Aber es ging nicht nur um die Aufarbeitung der Vergangenheit: An vielen Beispielen wurde aufgezeigt, wie auch heute noch in den Stadien Antisemitismus, Rassismus und Homophobie zu finden sind und wie schwer es denen gemacht wird, die dagegen angehen. Auch müssen sich Spieler, die dem jüdischen Turn- und Sportbund „Makkabi“ angehören, bei ihren Spielen Pöbeleien und Hasstiraden anhören.Übrigens ging der Judenhass im Dritten Reich so weit, dass auch jüdische Nationalspieler in Auschwitz ermordet wurden. Und Widerstand war höchst selten zu finden, wie etwa bei Borussia Dort-mund. Die Ausstellung zum Thema ist noch einen Monat im Brunnenhof des Gymnasiums zu sehen.

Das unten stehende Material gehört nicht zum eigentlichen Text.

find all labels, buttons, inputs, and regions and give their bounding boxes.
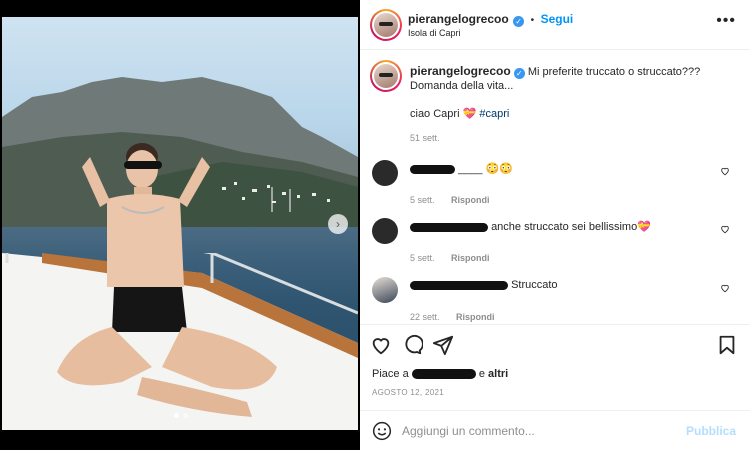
post-date[interactable]: AGOSTO 12, 2021 xyxy=(372,388,444,397)
carousel-dot xyxy=(183,413,188,418)
comment-item: Struccato 22 sett. Rispondi xyxy=(370,277,740,327)
reply-button[interactable]: Rispondi xyxy=(456,312,495,322)
hashtag-link[interactable]: #capri xyxy=(479,108,509,120)
comment-timestamp[interactable]: 22 sett. xyxy=(410,312,440,322)
likes-suffix: e xyxy=(478,368,485,380)
post-photo[interactable]: › xyxy=(2,17,358,430)
share-send-icon[interactable] xyxy=(432,334,454,356)
post-actions xyxy=(370,334,740,358)
redacted-username xyxy=(410,164,455,174)
follow-button[interactable]: Segui xyxy=(541,12,574,26)
like-comment-heart-icon[interactable] xyxy=(720,283,730,293)
emoji-icon[interactable] xyxy=(372,421,392,441)
commenter-avatar[interactable] xyxy=(372,277,398,303)
caption-line-2: Domanda della vita... xyxy=(410,80,514,92)
comment-timestamp[interactable]: 5 sett. xyxy=(410,253,435,263)
comment-input[interactable] xyxy=(402,423,672,439)
redacted-liker xyxy=(411,369,476,380)
verified-badge-icon: ✓ xyxy=(513,68,525,79)
commenter-avatar[interactable] xyxy=(372,160,398,186)
comment-timestamp[interactable]: 5 sett. xyxy=(410,195,435,205)
caption-line-3: ciao Capri 💝 xyxy=(410,108,477,120)
save-bookmark-icon[interactable] xyxy=(716,334,738,356)
comment-bubble-icon[interactable] xyxy=(401,334,423,356)
carousel-indicator xyxy=(174,413,188,418)
comment-item: ____ 😳😳 5 sett. Rispondi xyxy=(370,160,740,210)
commenter-avatar[interactable] xyxy=(372,218,398,244)
comment-text: anche struccato sei bellissimo💝 xyxy=(491,221,651,233)
caption-author-avatar[interactable] xyxy=(370,60,402,92)
comment-item: anche struccato sei bellissimo💝 5 sett. … xyxy=(370,218,740,268)
caption-timestamp[interactable]: 51 sett. xyxy=(410,131,740,145)
caption-line-1: Mi preferite truccato o struccato??? xyxy=(527,66,701,78)
redacted-username xyxy=(410,280,508,290)
carousel-next-button[interactable]: › xyxy=(328,214,348,234)
like-comment-heart-icon[interactable] xyxy=(720,166,730,176)
person-figure xyxy=(57,143,277,417)
verified-badge-icon: ✓ xyxy=(513,16,525,27)
author-username[interactable]: pierangelogrecoo xyxy=(408,12,509,26)
likes-summary[interactable]: Piace a e altri xyxy=(372,368,508,380)
author-avatar[interactable] xyxy=(370,9,402,41)
reply-button[interactable]: Rispondi xyxy=(451,195,490,205)
header-separator: • xyxy=(530,15,535,26)
post-location[interactable]: Isola di Capri xyxy=(408,28,461,38)
divider xyxy=(360,324,750,325)
instagram-post-modal: › pierangelogrecoo ✓ • Segui Isola di Ca… xyxy=(0,0,750,450)
publish-button[interactable]: Pubblica xyxy=(686,424,736,438)
comment-text: ____ 😳😳 xyxy=(458,163,513,175)
caption-username[interactable]: pierangelogrecoo xyxy=(410,64,511,78)
post-header: pierangelogrecoo ✓ • Segui Isola di Capr… xyxy=(360,0,750,50)
like-comment-heart-icon[interactable] xyxy=(720,224,730,234)
comment-text: Struccato xyxy=(511,279,558,291)
like-heart-icon[interactable] xyxy=(370,334,392,356)
post-caption: pierangelogrecoo ✓ Mi preferite truccato… xyxy=(410,64,740,145)
likes-others-link[interactable]: altri xyxy=(488,368,508,380)
likes-prefix: Piace a xyxy=(372,368,409,380)
redacted-username xyxy=(410,222,488,232)
post-sidebar: pierangelogrecoo ✓ • Segui Isola di Capr… xyxy=(360,0,750,450)
reply-button[interactable]: Rispondi xyxy=(451,253,490,263)
carousel-dot-active xyxy=(174,413,179,418)
more-options-icon[interactable]: ••• xyxy=(716,12,736,30)
comment-composer: Pubblica xyxy=(360,410,750,450)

Rainer Kind (Cembalo) und Jost Mattar (Flöte) spielten Werke von Händel und Telemann und gaben mit ihrer meditativen Musik Zeit zum Nachdenken über das Gehörte und Gesehene.In seinen Abschlussworten dankte Pfarrer Frank Mischnik der Teilkonferenz für ihre engagierte Mitgestaltung der Gedenkfeier und wies darauf hin, dass Shalom (dieses Wort war in hebräischer Schrift auf einem Banner im Foyer zu sehen) in der Bibel nicht nur Frieden bedeute, sondern auch Heil und Wohlergehen für alle Menschen. Mit einem Segensgebet beendete er die beeindruckende Veranstaltung.